Alla luce della relazione tecnica che invita ad eseguire sondaggi geognostici nelle zone associate a criticità ambientali, ho chiesto al ministro Roberto Cingolani se intenda avviare nuovi controlli, anche attraverso il coinvolgimento del Sistema Nazionale di Protezione Ambientale, dandone comunicazione ai NOE, promuovendo una fattiva interlocuzione con la Regione Puglia, attraverso l’attivazione di un tavolo di confronto che possa avvalersi delle competenze tecniche del Ministero”.

Lo dichiara il deputato pugliese Giuseppe L’Abbate (M5S) che ha depositato alla Camera una interrogazione indirizzata al Ministero della Transizione ecologica in seguito delle novità emerse nelle ultime settimane.

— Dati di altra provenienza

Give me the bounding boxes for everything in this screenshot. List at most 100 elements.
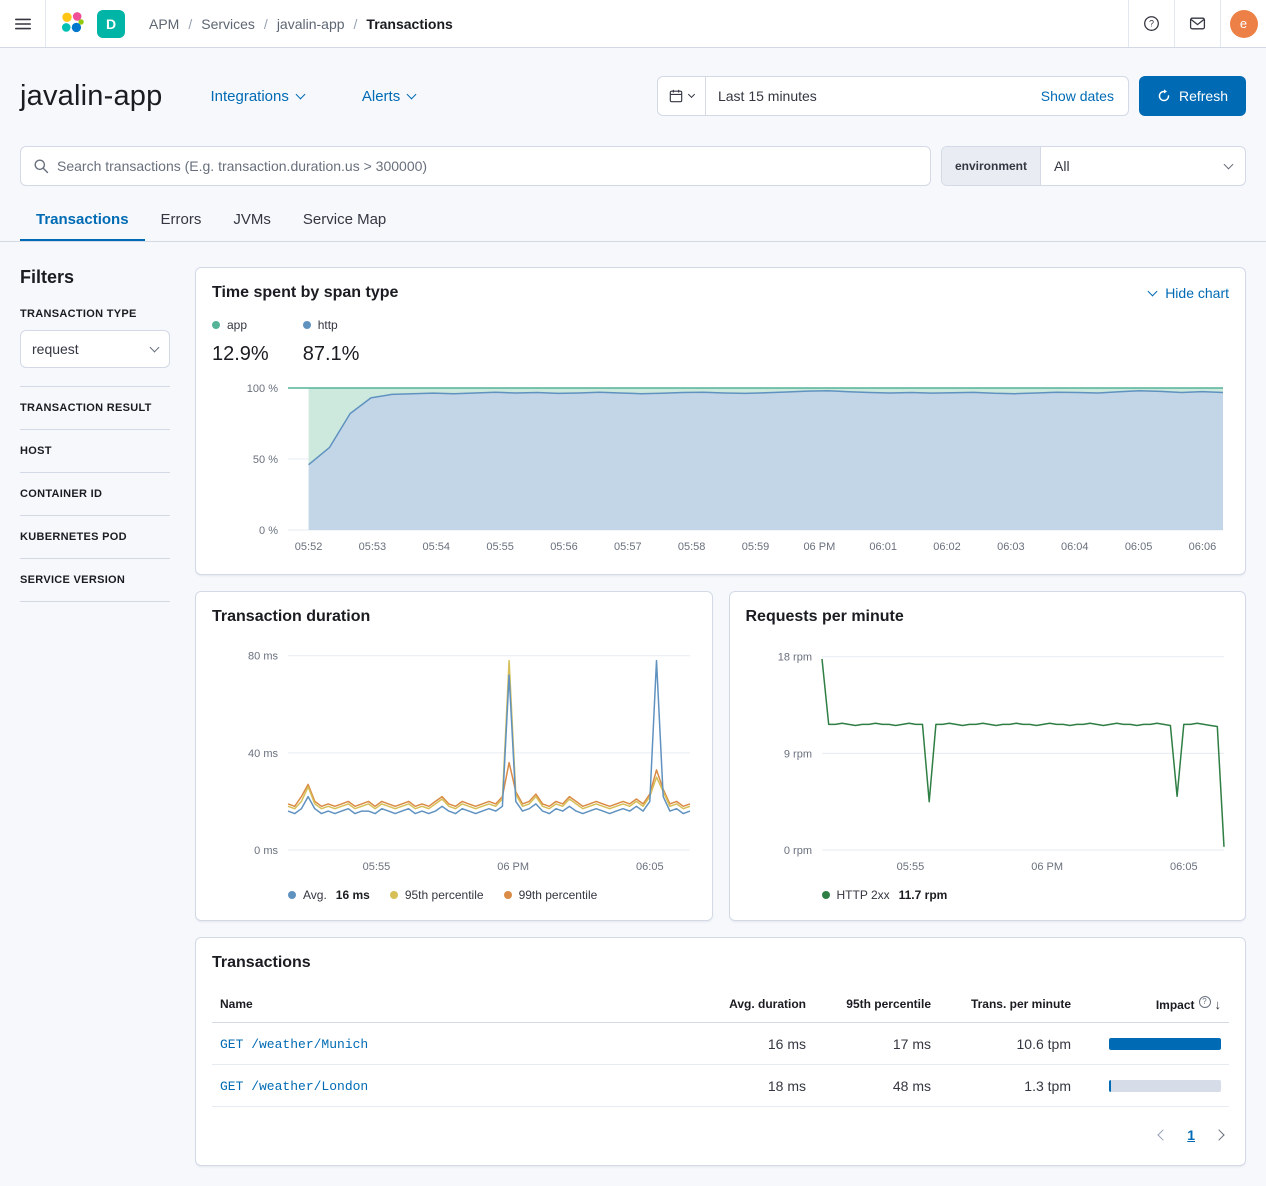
chevron-down-icon [1224,159,1234,169]
column-header-avg-duration[interactable]: Avg. duration [689,986,814,1023]
next-page-button[interactable] [1213,1129,1224,1140]
cell-95th: 48 ms [814,1065,939,1107]
alerts-menu[interactable]: Alerts [362,88,415,105]
column-header-tpm[interactable]: Trans. per minute [939,986,1079,1023]
filter-section-container-id[interactable]: CONTAINER ID [20,473,170,515]
calendar-icon [669,89,683,103]
impact-bar [1109,1080,1221,1092]
refresh-button[interactable]: Refresh [1139,76,1246,116]
impact-bar [1109,1038,1221,1050]
transaction-duration-panel: Transaction duration 0 ms40 ms80 ms05:55… [195,591,713,921]
p95-legend-dot [390,891,398,899]
filter-section-transaction-result[interactable]: TRANSACTION RESULT [20,387,170,429]
legend-item-http2xx[interactable]: HTTP 2xx 11.7 rpm [822,888,948,902]
transaction-link-london[interactable]: GET /weather/London [220,1079,368,1094]
transactions-table: Name Avg. duration 95th percentile Trans… [212,986,1229,1107]
transaction-duration-chart[interactable]: 0 ms40 ms80 ms05:5506 PM06:05 [212,638,696,878]
svg-text:06:05: 06:05 [636,861,664,873]
show-dates-button[interactable]: Show dates [1041,88,1128,104]
page-header: javalin-app Integrations Alerts Last 15 … [0,48,1266,116]
svg-text:06:06: 06:06 [1189,541,1217,553]
filter-section-host[interactable]: HOST [20,430,170,472]
svg-text:05:52: 05:52 [295,541,323,553]
svg-text:05:57: 05:57 [614,541,642,553]
tab-jvms[interactable]: JVMs [217,200,287,241]
column-header-impact[interactable]: Impact?↓ [1079,986,1229,1023]
cell-avg-duration: 18 ms [689,1065,814,1107]
environment-filter: environment All [941,146,1246,186]
svg-text:06 PM: 06 PM [1031,861,1063,873]
page-number[interactable]: 1 [1187,1127,1195,1143]
sort-descending-icon: ↓ [1215,997,1222,1012]
tab-service-map[interactable]: Service Map [287,200,402,241]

“Al ministro Cingolani ho ricordato la risposta alle quattro interrogazioni da me presentate durante la scorsa Legislatura nonché il riscontro all’ultimo atto depositato dalla collega Patty L’Abbate in Senato – continua – dove l’allora sottosegretario all’Ambiente Morassut, nell’ottobre 2019, rese nota la volontà della Regione Puglia di effettuare ulteriori analisi scientifiche all’esito del procedimento giudiziario che ha interessato la Martucci”.

“Mi chiedo, pertanto – prosegue Giuseppe L’Abbate (M5S) – come l’Amministrazione regionale possa sconfessare le sue stesse intenzioni e non procedere con ulteriori approfondimenti, come indicato nella relazione tecnica. Inoltre, è inconcepibile continuare ad includere nel Piano regionale di Gestione dei Rifiuti un sito che da oltre quarant’anni ne smaltisce e che è noto a tutti, da almeno otto anni, che presenta evidenti criticità ambientali.

Come risulta oggettivamente inconcepibile che una Amministrazione regionale, in continuità, non sia riuscita in questo lungo lasso di tempo a trovare una valida alternativa: è un compito che spetta loro da Costituzione”.

“Nonostante ciò ho richiesto comunque al ministro Cingolani – aggiunge – di suggerire alla Regione Puglia un approccio differente e teso alla tutela ambientale del territorio, anche attraverso nuove indagini, anche alla luce delle ultime dichiarazioni rilasciate alla stampa da Domenico Lestingi, ex dipendente della società di gestione del sito e insignito del titolo di ‘Ambientalista dell’anno’ da Legambiente nel 2013 per il suo gesto eclatante che diede avviò all’indagine giudiziaria. Lestingi ha indicato con precisione i punti dove effettuare gli ulteriori approfondimenti”.

“Questo andrebbe fatto se si ha a cuore il territorio e la salute dei cittadini. Se le scelte saranno altre è evidente che si è mossi da interessi e prerogative differenti” conclude.